Même si l’on n’a pas lu le synopsis ni entendu parler de l’histoire vraie de Desmond Doss, le titre et l’affiche du film de Mel Gibson ne nous trompent pas : on a affaire à un film de guerre. Pourtant, toute la première partie s’attache à nous faire découvrir un personnage étonnant, un jeune homme prénommé Desmond qui tente de se forger une identité et des convictions sous les coups répétés d’un père alcoolique et d’une mère aimante mais effacée. Tu ne tueras point est un commandement de Dieu et une règle de vie qu’il s’est fixée. Ainsi, même si son engagement sous les couleurs de l’Amérique dans la guerre qui fait rage de l’autre côté du Pacifique est évident pour lui, il refusera toujours cette violence qui l’amènerait à tuer. Cette première partie, presque légère et poétique, durant laquelle il va faire la rencontre de sa future femme (interprétée par la ravissante Teresa Palmer), s’oppose à la dureté du champ de bataille où ne règnent que violence, mutilation et mort. Pourtant, c’est là qu’il va se révéler en tant qu’objecteur de conscience, faire accepter ses croyances et acquérir le respect de ses pairs. La scène de la bataille d’Okinawa est digne des plus grands films de guerre, d’une horreur absolue qu’elle en vient presque à nous étourdir. Rien n’est épargné au spectateur et cette deuxième partie se révèle l’antithèse de la première où seuls les liens avec sa femme et ses croyances ramènent Desmond à son ancienne vie et le pousse à sauver toujours davantage de vies. Encore un… Un film épique, sanguinolent, d’une rare violence par moments, mais qui nous confronte à la dure réalité de la guerre où l’alternative est de tuer ou d’être tué. Desmond Doss a montré qu’il existait une autre voie… Clairvoyant !

L’expérience interdite, Flatliners

L'expérience interdite - FlatlinersUn film de Niels Arden Oplev
Date de sortie : 22 novembre 2017
Avec Ellen Page, Diego Luna, Nina Dobrev
Durée : 1h50

Synopsis :

Pour découvrir ce qui se passe après la mort, cinq étudiants en médecine se lancent dans une expérience aussi audacieuse que dangereuse.
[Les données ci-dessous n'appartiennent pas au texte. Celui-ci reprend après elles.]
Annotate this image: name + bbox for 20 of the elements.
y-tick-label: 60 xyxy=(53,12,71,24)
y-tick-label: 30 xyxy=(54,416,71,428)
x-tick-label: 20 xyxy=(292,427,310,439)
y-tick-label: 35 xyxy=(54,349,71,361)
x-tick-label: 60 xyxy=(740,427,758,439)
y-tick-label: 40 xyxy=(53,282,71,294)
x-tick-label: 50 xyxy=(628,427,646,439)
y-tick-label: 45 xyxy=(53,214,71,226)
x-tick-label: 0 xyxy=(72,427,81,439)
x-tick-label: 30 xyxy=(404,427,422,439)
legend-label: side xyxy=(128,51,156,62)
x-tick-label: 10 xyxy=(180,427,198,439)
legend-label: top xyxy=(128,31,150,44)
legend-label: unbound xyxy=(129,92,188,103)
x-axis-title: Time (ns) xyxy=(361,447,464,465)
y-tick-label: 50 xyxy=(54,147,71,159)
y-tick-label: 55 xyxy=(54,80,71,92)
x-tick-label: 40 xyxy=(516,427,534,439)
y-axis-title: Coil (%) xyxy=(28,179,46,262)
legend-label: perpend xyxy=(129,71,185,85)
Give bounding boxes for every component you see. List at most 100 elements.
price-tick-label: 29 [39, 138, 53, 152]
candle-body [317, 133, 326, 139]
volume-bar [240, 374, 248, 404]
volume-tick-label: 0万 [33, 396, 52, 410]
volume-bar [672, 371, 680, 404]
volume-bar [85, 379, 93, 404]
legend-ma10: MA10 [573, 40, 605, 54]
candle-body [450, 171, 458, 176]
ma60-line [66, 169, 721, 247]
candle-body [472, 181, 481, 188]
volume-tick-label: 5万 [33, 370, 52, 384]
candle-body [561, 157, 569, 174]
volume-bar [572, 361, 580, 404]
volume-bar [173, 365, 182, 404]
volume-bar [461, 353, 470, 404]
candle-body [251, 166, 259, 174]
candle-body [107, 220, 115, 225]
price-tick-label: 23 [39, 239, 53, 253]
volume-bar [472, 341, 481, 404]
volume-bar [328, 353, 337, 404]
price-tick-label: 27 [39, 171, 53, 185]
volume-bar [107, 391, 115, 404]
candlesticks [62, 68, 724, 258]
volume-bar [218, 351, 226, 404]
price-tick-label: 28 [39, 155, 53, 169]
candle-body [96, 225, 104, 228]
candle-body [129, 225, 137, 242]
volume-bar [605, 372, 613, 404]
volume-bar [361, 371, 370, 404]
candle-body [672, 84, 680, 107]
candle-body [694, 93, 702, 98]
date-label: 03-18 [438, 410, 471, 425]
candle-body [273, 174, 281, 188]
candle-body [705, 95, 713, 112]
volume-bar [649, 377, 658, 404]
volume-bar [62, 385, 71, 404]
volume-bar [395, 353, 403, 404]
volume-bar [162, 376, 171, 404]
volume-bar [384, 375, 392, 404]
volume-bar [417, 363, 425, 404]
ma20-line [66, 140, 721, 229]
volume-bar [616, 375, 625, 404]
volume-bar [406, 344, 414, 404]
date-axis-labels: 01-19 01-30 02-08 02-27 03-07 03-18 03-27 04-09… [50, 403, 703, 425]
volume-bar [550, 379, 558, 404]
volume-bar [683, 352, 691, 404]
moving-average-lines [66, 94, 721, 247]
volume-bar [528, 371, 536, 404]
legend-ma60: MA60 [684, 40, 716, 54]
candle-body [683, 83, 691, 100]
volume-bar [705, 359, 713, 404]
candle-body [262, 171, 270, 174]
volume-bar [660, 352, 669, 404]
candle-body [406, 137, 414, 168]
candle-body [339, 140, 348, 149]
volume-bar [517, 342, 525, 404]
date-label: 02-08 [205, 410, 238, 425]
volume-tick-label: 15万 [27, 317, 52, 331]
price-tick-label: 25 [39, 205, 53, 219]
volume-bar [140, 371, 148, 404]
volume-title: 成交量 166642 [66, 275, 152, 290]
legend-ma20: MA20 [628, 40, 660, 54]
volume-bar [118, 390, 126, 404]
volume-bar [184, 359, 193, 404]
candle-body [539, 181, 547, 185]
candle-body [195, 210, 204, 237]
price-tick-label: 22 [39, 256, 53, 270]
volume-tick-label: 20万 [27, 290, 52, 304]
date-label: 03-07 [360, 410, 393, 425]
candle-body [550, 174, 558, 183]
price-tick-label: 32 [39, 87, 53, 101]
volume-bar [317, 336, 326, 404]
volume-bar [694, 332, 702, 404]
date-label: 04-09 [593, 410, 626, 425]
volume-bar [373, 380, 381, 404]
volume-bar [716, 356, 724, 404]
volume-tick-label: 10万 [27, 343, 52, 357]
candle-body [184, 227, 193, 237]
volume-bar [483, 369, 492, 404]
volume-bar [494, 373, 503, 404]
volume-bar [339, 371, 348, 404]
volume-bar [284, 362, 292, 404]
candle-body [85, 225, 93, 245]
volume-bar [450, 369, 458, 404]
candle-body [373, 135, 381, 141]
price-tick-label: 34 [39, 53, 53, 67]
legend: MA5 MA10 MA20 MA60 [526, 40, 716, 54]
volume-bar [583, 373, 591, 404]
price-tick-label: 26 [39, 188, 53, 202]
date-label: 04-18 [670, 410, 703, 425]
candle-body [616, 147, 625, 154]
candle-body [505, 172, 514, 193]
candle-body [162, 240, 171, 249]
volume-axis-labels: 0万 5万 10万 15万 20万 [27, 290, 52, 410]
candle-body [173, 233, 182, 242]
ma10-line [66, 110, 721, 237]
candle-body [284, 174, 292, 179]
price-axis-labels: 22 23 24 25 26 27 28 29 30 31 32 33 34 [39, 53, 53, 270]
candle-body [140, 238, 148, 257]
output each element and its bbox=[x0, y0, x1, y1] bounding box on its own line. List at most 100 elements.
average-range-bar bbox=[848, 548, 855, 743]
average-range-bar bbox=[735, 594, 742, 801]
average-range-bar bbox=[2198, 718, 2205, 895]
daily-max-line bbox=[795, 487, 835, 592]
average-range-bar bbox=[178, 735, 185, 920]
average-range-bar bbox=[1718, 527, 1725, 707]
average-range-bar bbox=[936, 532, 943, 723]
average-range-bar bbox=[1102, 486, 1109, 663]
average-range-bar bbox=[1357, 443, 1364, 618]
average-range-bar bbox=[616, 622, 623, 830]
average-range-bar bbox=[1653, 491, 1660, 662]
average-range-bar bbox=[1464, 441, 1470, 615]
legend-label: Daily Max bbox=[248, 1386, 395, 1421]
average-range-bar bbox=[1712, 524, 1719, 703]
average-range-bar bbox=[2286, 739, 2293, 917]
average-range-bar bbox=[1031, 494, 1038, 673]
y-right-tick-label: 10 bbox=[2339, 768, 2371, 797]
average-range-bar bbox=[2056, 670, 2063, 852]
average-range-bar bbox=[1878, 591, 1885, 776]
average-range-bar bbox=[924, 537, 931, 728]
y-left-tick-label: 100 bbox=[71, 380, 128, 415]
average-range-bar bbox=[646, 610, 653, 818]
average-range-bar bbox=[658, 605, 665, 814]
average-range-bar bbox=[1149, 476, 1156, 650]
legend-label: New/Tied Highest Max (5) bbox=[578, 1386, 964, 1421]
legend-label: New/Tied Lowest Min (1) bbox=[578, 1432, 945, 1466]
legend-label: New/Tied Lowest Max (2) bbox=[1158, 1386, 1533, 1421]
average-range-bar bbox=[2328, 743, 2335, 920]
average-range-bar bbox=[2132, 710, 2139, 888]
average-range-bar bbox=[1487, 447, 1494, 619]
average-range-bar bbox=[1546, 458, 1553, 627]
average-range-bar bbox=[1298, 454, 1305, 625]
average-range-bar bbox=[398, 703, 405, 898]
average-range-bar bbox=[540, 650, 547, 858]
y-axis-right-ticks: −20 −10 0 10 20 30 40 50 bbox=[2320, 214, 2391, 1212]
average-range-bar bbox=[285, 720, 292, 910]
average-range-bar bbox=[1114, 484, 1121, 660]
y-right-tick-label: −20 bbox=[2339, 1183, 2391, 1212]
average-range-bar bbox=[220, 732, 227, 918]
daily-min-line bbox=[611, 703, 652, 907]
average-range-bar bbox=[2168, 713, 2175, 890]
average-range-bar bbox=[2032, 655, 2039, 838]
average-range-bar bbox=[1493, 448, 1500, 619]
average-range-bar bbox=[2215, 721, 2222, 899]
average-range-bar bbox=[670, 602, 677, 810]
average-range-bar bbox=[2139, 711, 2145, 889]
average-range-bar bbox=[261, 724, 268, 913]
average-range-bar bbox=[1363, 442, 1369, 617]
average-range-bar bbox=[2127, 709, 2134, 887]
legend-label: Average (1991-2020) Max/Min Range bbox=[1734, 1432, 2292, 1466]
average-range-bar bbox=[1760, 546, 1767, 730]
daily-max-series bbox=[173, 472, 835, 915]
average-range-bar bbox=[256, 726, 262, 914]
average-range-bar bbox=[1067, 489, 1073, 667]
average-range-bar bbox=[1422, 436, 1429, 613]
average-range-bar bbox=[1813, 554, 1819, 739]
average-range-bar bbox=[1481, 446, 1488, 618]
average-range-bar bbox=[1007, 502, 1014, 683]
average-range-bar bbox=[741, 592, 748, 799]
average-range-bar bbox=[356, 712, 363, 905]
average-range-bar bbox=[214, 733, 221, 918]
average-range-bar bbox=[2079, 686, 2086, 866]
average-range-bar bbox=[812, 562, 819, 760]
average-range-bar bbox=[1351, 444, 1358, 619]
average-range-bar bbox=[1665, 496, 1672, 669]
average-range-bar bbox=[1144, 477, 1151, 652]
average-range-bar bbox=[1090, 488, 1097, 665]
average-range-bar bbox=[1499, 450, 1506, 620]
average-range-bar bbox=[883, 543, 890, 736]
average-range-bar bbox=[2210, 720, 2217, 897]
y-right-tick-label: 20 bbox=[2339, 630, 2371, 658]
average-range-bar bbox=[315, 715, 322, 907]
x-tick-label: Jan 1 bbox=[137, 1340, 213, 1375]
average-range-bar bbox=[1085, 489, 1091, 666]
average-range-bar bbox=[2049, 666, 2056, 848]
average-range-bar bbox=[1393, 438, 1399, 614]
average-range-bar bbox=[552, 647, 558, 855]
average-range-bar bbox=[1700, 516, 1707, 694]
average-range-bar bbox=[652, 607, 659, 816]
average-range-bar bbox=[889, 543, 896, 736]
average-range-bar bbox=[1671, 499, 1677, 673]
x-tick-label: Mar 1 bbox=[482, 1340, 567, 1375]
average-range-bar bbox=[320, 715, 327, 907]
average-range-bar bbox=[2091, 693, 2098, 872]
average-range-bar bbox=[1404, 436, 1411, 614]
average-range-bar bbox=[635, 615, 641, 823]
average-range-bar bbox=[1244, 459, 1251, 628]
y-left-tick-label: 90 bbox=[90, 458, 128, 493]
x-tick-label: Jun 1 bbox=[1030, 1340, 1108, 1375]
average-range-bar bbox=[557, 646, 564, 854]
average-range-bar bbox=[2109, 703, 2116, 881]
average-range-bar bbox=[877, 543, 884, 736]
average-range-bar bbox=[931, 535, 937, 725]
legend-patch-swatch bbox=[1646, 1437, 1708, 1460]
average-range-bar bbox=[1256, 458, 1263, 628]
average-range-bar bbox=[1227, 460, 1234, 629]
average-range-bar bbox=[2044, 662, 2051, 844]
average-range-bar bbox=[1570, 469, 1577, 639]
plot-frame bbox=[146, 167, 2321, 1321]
Sur eux-mêmes, volontairement, ils provoquent des arrêts cardiaques pendant de courtes périodes afin de vivre des expériences de mort imminente. En poussant le processus de plus en plus loin, ils vont devoir affronter non seulement leur part d’ombre et leur passé, mais plus effrayant encore, les phénomènes paranormaux liés au fait qu’ils sont revenus de l’au-delà…

Notre avis sur le film :

Assez étrange que ce film dans lequel on entre par la porte d’étudiants en médecine typiquement américains et quelque peu cliché. Dans le cadre de recherches, l’une d’entre eux va vouloir vivre une expérience de mort imminente pendant quelques minutes afin de voir les réactions cérébrales qui suivent la mort, avant d’être ramenée à la vie par ses collègues futurs médecins. Cette expérience ayant décuplé certaines de ses capacités, ils vont rapidement tous vouloir tenter l’expérience, avant que les fantômes de leurs passés respectifs ne viennent les hanter par des visions cauchemardesques très réalistes. Le film, thriller sur le fond, flirte donc avec le cinéma d’épouvante sans jamais tomber dans le gore. Juste ce qu’il faut pour pimenter l’histoire et tenir le spectateur en haleine. Toutefois, la seconde partie du film s’oriente davantage vers un combat démoniaque pour comprendre comment refouler ces visions et la résolution assez rapide et simpliste achève le film dans un léger goût d’inachevé. Au-delà d’un montage assez dynamique, le film manque un peu d’imaginaire, notamment dans la manière de traiter l’après-vie. On se concentre essentiellement sur les remords des personnages dans une figuration très réaliste. Aucun décryptage, aucune interprétation n’est nécessaire puisque tout est clairement montré. De même, le scénario de l’exploration de l’après-vie sert davantage de point de départ à l’intrigue qu’elle n’en est en réalité le centre. On se laisse donc porter par cette expérience qui enseigne que, pour l’avancée de science, certaines limites ne doivent pas être franchies. Et surtout, que le retour ne se fait pas en toute impunité.